President Oscar Arias drew fire this week from an indigenous leader after a presidential visit to indigenous communities in the Talamanca region, on the southern Caribbean coast.
Arias traveled through several towns and held his weekly Cabinet meeting in the indigenous community of Bribrí.
In a statement that likened government visitors to “neo-colonizers,” indigenous leader Timoteo Jackson said most attendees of the event were government officials and bureaucrats, and only a few indigenous Talamanca residents were invited.
The President and some of his Cabinet members gave out food, farming tools, clothes and seeds to dozens of indigenous families.
“To visit Talamanca calls the government’s and private sector’s attention to the need for effective and generous assistance for the poorest of the poor,” Arias said in a statement.
During the visit, they also celebrated the construction of the Hone Creek-Puerto Viejo aqueduct, swore in 44 indigenous police, and signed an agreement that aims to order tourism development in the Caribbean province of Limón.

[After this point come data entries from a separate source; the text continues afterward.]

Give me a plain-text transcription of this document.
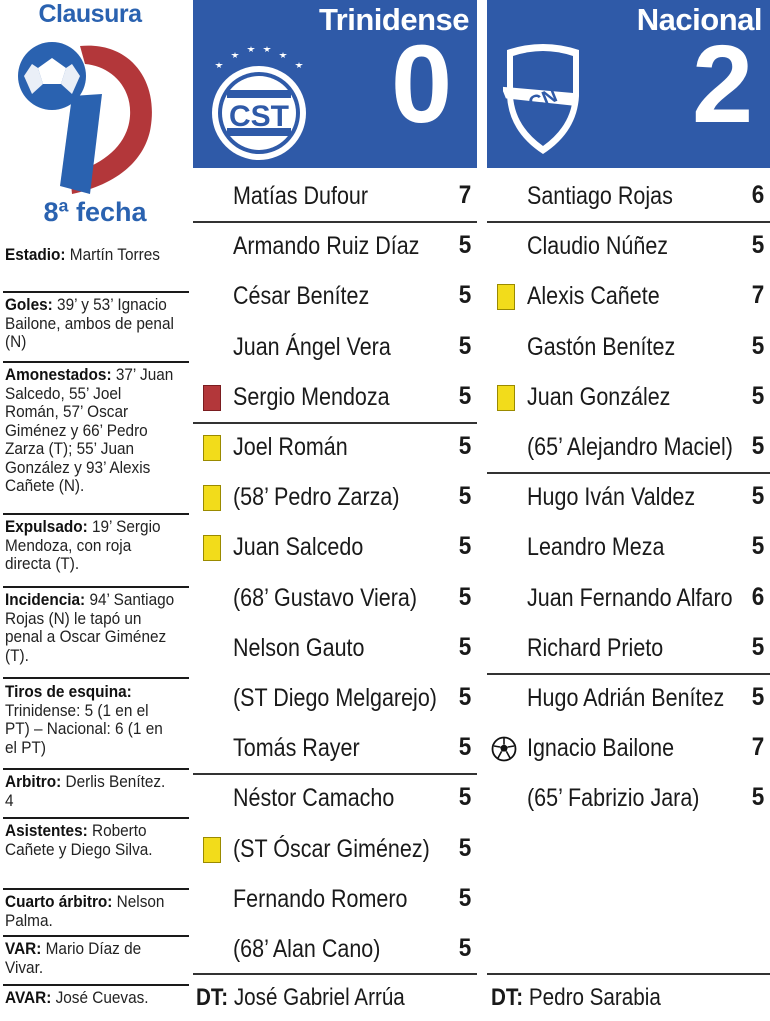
Clausura
8ª fecha
Estadio: Martín Torres
Goles: 39’ y 53’ Ignacio Bailone, ambos de penal (N)
Amonestados: 37’ Juan Salcedo, 55’ Joel Román, 57’ Oscar Giménez y 66’ Pedro Zarza (T); 55’ Juan González y 93’ Alexis Cañete (N).
Expulsado: 19’ Sergio Mendoza, con roja directa (T).
Incidencia: 94’ Santiago Rojas (N) le tapó un penal a Oscar Giménez (T).
Tiros de esquina: Trinidense: 5 (1 en el PT) – Nacional: 6 (1 en el PT)
Arbitro: Derlis Benítez. 4
Asistentes: Roberto Cañete y Diego Silva.
Cuarto árbitro: Nelson Palma.
VAR: Mario Díaz de Vivar.
AVAR: José Cuevas.
Trinidense
CST 0
Nacional
CN 2
Matías Dufour	7
Armando Ruiz Díaz 5
César Benítez	5
Juan Ángel Vera	5
Sergio Mendoza	5
Joel Román	5
(58’ Pedro Zarza) 5
Juan Salcedo	5
(68’ Gustavo Viera) 5
Nelson Gauto	5
(ST Diego Melgarejo) 5
Tomás Rayer	5
Néstor Camacho	5
(ST Óscar Giménez) 5
Fernando Romero 5
(68’ Alan Cano)	5
Santiago Rojas	6
Claudio Núñez	5
Alexis Cañete	7
Gastón Benítez	5
Juan González	5
(65’ Alejandro Maciel) 5
Hugo Iván Valdez 5
Leandro Meza	5
Juan Fernando Alfaro 6
Richard Prieto	5
Hugo Adrián Benítez 5
Ignacio Bailone	7
(65’ Fabrizio Jara) 5
DT: José Gabriel Arrúa	DT: Pedro Sarabia
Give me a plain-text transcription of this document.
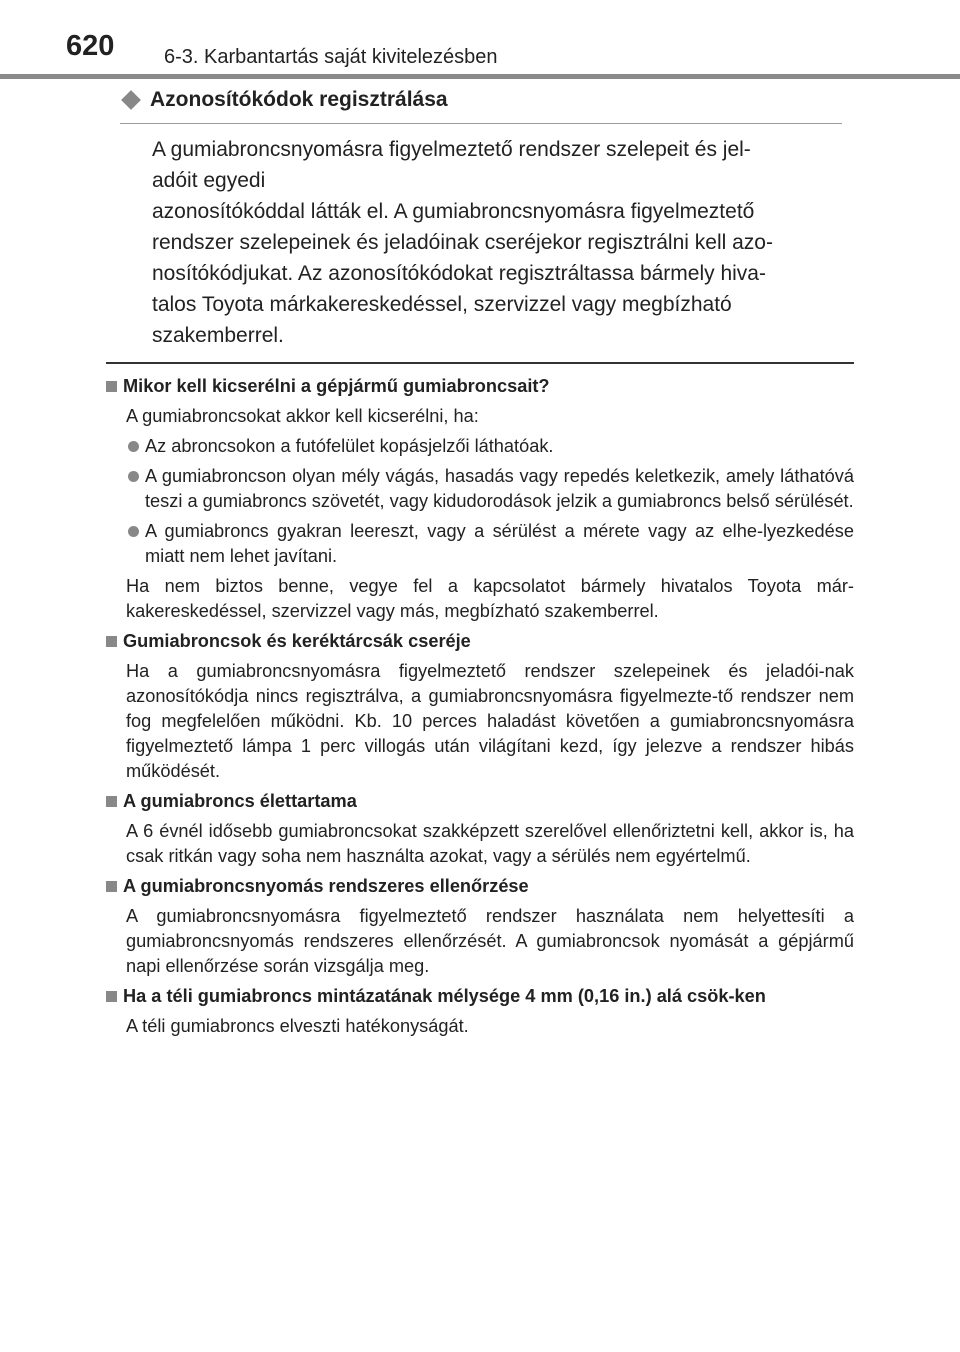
620 6-3. Karbantartás saját kivitelezésben
Azonosítókódok regisztrálása

A gumiabroncsnyomásra figyelmeztető rendszer szelepeit és jel-
adóit egyedi
azonosítókóddal látták el. A gumiabroncsnyomásra figyelmeztető
rendszer szelepeinek és jeladóinak cseréjekor regisztrálni kell azo-
nosítókódjukat. Az azonosítókódokat regisztráltassa bármely hiva-
talos Toyota márkakereskedéssel, szervizzel vagy megbízható
szakemberrel.

Mikor kell kicserélni a gépjármű gumiabroncsait?
A gumiabroncsokat akkor kell kicserélni, ha:
Az abroncsokon a futófelület kopásjelzői láthatóak.
A gumiabroncson olyan mély vágás, hasadás vagy repedés keletkezik, amely láthatóvá teszi a gumiabroncs szövetét, vagy kidudorodások jelzik a gumiabroncs belső sérülését.
A gumiabroncs gyakran leereszt, vagy a sérülést a mérete vagy az elhe-lyezkedése miatt nem lehet javítani.
Ha nem biztos benne, vegye fel a kapcsolatot bármely hivatalos Toyota már-kakereskedéssel, szervizzel vagy más, megbízható szakemberrel.
Gumiabroncsok és keréktárcsák cseréje
Ha a gumiabroncsnyomásra figyelmeztető rendszer szelepeinek és jeladói-nak azonosítókódja nincs regisztrálva, a gumiabroncsnyomásra figyelmezte-tő rendszer nem fog megfelelően működni. Kb. 10 perces haladást követően a gumiabroncsnyomásra figyelmeztető lámpa 1 perc villogás után világítani kezd, így jelezve a rendszer hibás működését.
A gumiabroncs élettartama
A 6 évnél idősebb gumiabroncsokat szakképzett szerelővel ellenőriztetni kell, akkor is, ha csak ritkán vagy soha nem használta azokat, vagy a sérülés nem egyértelmű.
A gumiabroncsnyomás rendszeres ellenőrzése
A gumiabroncsnyomásra figyelmeztető rendszer használata nem helyettesíti a gumiabroncsnyomás rendszeres ellenőrzését. A gumiabroncsok nyomását a gépjármű napi ellenőrzése során vizsgálja meg.
Ha a téli gumiabroncs mintázatának mélysége 4 mm (0,16 in.) alá csök-ken
A téli gumiabroncs elveszti hatékonyságát.
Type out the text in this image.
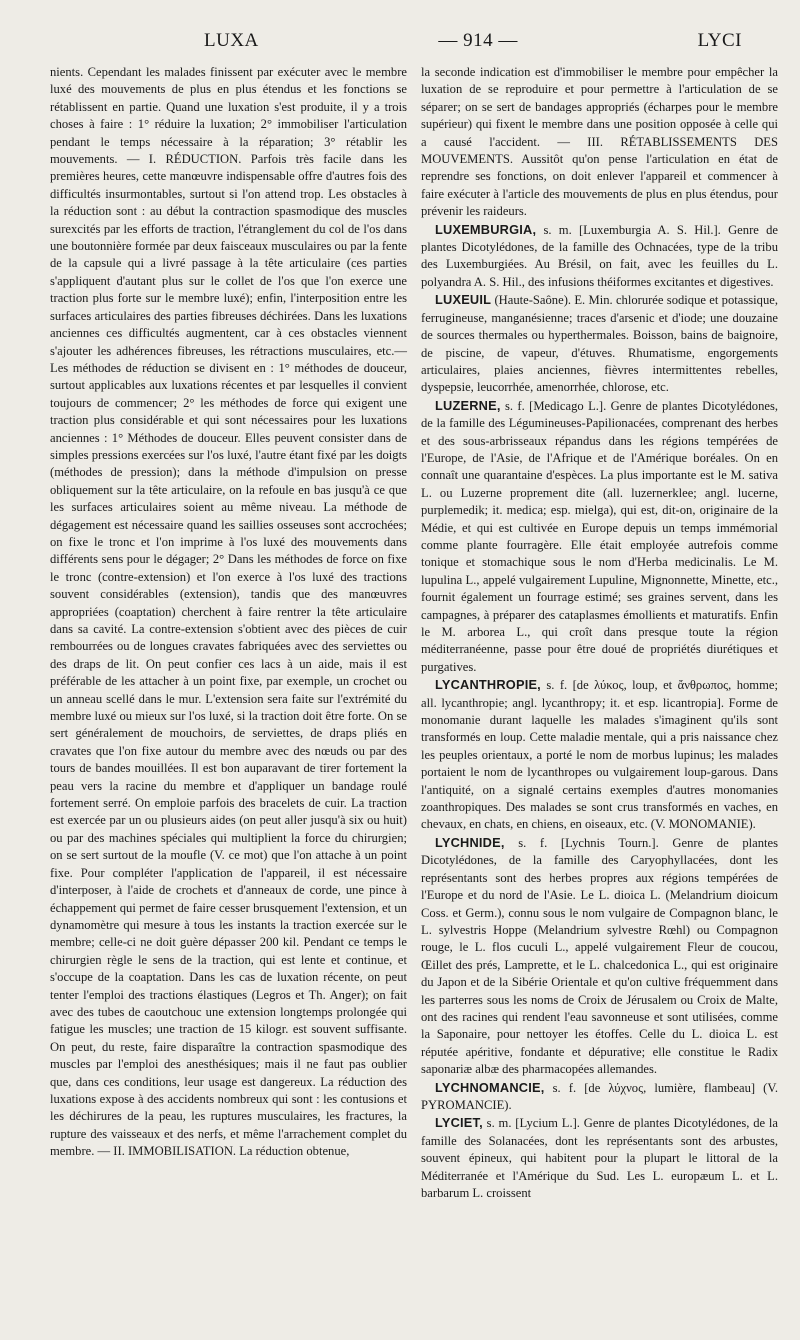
LUXA	— 914 —	LYCI

nients. Cependant les malades finissent par exécuter avec le membre luxé des mouvements de plus en plus étendus et les fonctions se rétablissent en partie. Quand une luxation s'est produite, il y a trois choses à faire : 1° réduire la luxation; 2° immobiliser l'articulation pendant le temps nécessaire à la réparation; 3° rétablir les mouvements. — I. RÉDUCTION. Parfois très facile dans les premières heures, cette manœuvre indispensable offre d'autres fois des difficultés insurmontables, surtout si l'on attend trop. Les obstacles à la réduction sont : au début la contraction spasmodique des muscles surexcités par les efforts de traction, l'étranglement du col de l'os dans une boutonnière formée par deux faisceaux musculaires ou par la fente de la capsule qui a livré passage à la tête articulaire (ces parties s'appliquent d'autant plus sur le collet de l'os que l'on exerce une traction plus forte sur le membre luxé); enfin, l'interposition entre les surfaces articulaires des parties fibreuses déchirées. Dans les luxations anciennes ces difficultés augmentent, car à ces obstacles viennent s'ajouter les adhérences fibreuses, les rétractions musculaires, etc.— Les méthodes de réduction se divisent en : 1° méthodes de douceur, surtout applicables aux luxations récentes et par lesquelles il convient toujours de commencer; 2° les méthodes de force qui exigent une traction plus considérable et qui sont nécessaires pour les luxations anciennes : 1° Méthodes de douceur. Elles peuvent consister dans de simples pressions exercées sur l'os luxé, l'autre étant fixé par les doigts (méthodes de pression); dans la méthode d'impulsion on presse obliquement sur la tête articulaire, on la refoule en bas jusqu'à ce que les surfaces articulaires soient au même niveau. La méthode de dégagement est nécessaire quand les saillies osseuses sont accrochées; on fixe le tronc et l'on imprime à l'os luxé des mouvements dans différents sens pour le dégager; 2° Dans les méthodes de force on fixe le tronc (contre-extension) et l'on exerce à l'os luxé des tractions souvent considérables (extension), tandis que des manœuvres appropriées (coaptation) cherchent à faire rentrer la tête articulaire dans sa cavité. La contre-extension s'obtient avec des pièces de cuir rembourrées ou de longues cravates fabriquées avec des serviettes ou des draps de lit. On peut confier ces lacs à un aide, mais il est préférable de les attacher à un point fixe, par exemple, un crochet ou un anneau scellé dans le mur. L'extension sera faite sur l'extrémité du membre luxé ou mieux sur l'os luxé, si la traction doit être forte. On se sert généralement de mouchoirs, de serviettes, de draps pliés en cravates que l'on fixe autour du membre avec des nœuds ou par des tours de bandes mouillées. Il est bon auparavant de tirer fortement la peau vers la racine du membre et d'appliquer un bandage roulé fortement serré. On emploie parfois des bracelets de cuir. La traction est exercée par un ou plusieurs aides (on peut aller jusqu'à six ou huit) ou par des machines spéciales qui multiplient la force du chirurgien; on se sert surtout de la moufle (V. ce mot) que l'on attache à un point fixe. Pour compléter l'application de l'appareil, il est nécessaire d'interposer, à l'aide de crochets et d'anneaux de corde, une pince à échappement qui permet de faire cesser brusquement l'extension, et un dynamomètre qui mesure à tous les instants la traction exercée sur le membre; celle-ci ne doit guère dépasser 200 kil. Pendant ce temps le chirurgien règle le sens de la traction, qui est lente et continue, et s'occupe de la coaptation. Dans les cas de luxation récente, on peut tenter l'emploi des tractions élastiques (Legros et Th. Anger); on fait avec des tubes de caoutchouc une extension longtemps prolongée qui fatigue les muscles; une traction de 15 kilogr. est souvent suffisante. On peut, du reste, faire disparaître la contraction spasmodique des muscles par l'emploi des anesthésiques; mais il ne faut pas oublier que, dans ces conditions, leur usage est dangereux. La réduction des luxations expose à des accidents nombreux qui sont : les contusions et les déchirures de la peau, les ruptures musculaires, les fractures, la rupture des vaisseaux et des nerfs, et même l'arrachement complet du membre. — II. IMMOBILISATION. La réduction obtenue,

la seconde indication est d'immobiliser le membre pour empêcher la luxation de se reproduire et pour permettre à l'articulation de se séparer; on se sert de bandages appropriés (écharpes pour le membre supérieur) qui fixent le membre dans une position opposée à celle qui a causé l'accident. — III. RÉTABLISSEMENTS DES MOUVEMENTS. Aussitôt qu'on pense l'articulation en état de reprendre ses fonctions, on doit enlever l'appareil et commencer à faire exécuter à l'article des mouvements de plus en plus étendus, pour prévenir les raideurs.

LUXEMBURGIA, s. m. [Luxemburgia A. S. Hil.]. Genre de plantes Dicotylédones, de la famille des Ochnacées, type de la tribu des Luxemburgiées. Au Brésil, on fait, avec les feuilles du L. polyandra A. S. Hil., des infusions théiformes excitantes et digestives.

LUXEUIL (Haute-Saône). E. Min. chlorurée sodique et potassique, ferrugineuse, manganésienne; traces d'arsenic et d'iode; une douzaine de sources thermales ou hyperthermales. Boisson, bains de baignoire, de piscine, de vapeur, d'étuves. Rhumatisme, engorgements articulaires, plaies anciennes, fièvres intermittentes rebelles, dyspepsie, leucorrhée, amenorrhée, chlorose, etc.

LUZERNE, s. f. [Medicago L.]. Genre de plantes Dicotylédones, de la famille des Légumineuses-Papilionacées, comprenant des herbes et des sous-arbrisseaux répandus dans les régions tempérées de l'Europe, de l'Asie, de l'Afrique et de l'Amérique boréales. On en connaît une quarantaine d'espèces. La plus importante est le M. sativa L. ou Luzerne proprement dite (all. luzernerklee; angl. lucerne, purplemedik; it. medica; esp. mielga), qui est, dit-on, originaire de la Médie, et qui est cultivée en Europe depuis un temps immémorial comme plante fourragère. Elle était employée autrefois comme tonique et stomachique sous le nom d'Herba medicinalis. Le M. lupulina L., appelé vulgairement Lupuline, Mignonnette, Minette, etc., fournit également un fourrage estimé; ses graines servent, dans les campagnes, à préparer des cataplasmes émollients et maturatifs. Enfin le M. arborea L., qui croît dans presque toute la région méditerranéenne, passe pour être doué de propriétés diurétiques et purgatives.

LYCANTHROPIE, s. f. [de λύκος, loup, et ἄνθρωπος, homme; all. lycanthropie; angl. lycanthropy; it. et esp. licantropia]. Forme de monomanie durant laquelle les malades s'imaginent qu'ils sont transformés en loup. Cette maladie mentale, qui a pris naissance chez les peuples orientaux, a porté le nom de morbus lupinus; les malades portaient le nom de lycanthropes ou vulgairement loup-garous. Dans l'antiquité, on a signalé certains exemples d'autres monomanies zoanthropiques. Des malades se sont crus transformés en vaches, en chevaux, en chats, en chiens, en oiseaux, etc. (V. MONOMANIE).

LYCHNIDE, s. f. [Lychnis Tourn.]. Genre de plantes Dicotylédones, de la famille des Caryophyllacées, dont les représentants sont des herbes propres aux régions tempérées de l'Europe et du nord de l'Asie. Le L. dioica L. (Melandrium dioicum Coss. et Germ.), connu sous le nom vulgaire de Compagnon blanc, le L. sylvestris Hoppe (Melandrium sylvestre Rœhl) ou Compagnon rouge, le L. flos cuculi L., appelé vulgairement Fleur de coucou, Œillet des prés, Lamprette, et le L. chalcedonica L., qui est originaire du Japon et de la Sibérie Orientale et qu'on cultive fréquemment dans les parterres sous les noms de Croix de Jérusalem ou Croix de Malte, ont des racines qui rendent l'eau savonneuse et sont utilisées, comme la Saponaire, pour nettoyer les étoffes. Celle du L. dioica L. est réputée apéritive, fondante et dépurative; elle constitue le Radix saponariæ albæ des pharmacopées allemandes.

LYCHNOMANCIE, s. f. [de λύχνος, lumière, flambeau] (V. PYROMANCIE).

LYCIET, s. m. [Lycium L.]. Genre de plantes Dicotylédones, de la famille des Solanacées, dont les représentants sont des arbustes, souvent épineux, qui habitent pour la plupart le littoral de la Méditerranée et l'Amérique du Sud. Les L. europæum L. et L. barbarum L. croissent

But Jackson wasn’t impressed.
“They brought in a dance group from the city of Limón, because perhaps don Oscar and his aides and organizers didn’t realize that on the Talamanca coast we have our own art and music,” the indigenous leader said in a statement, adding that it’s unfortunate there wasn’t enough time in the Arias event for a local indigenous theater group to perform its act as planned.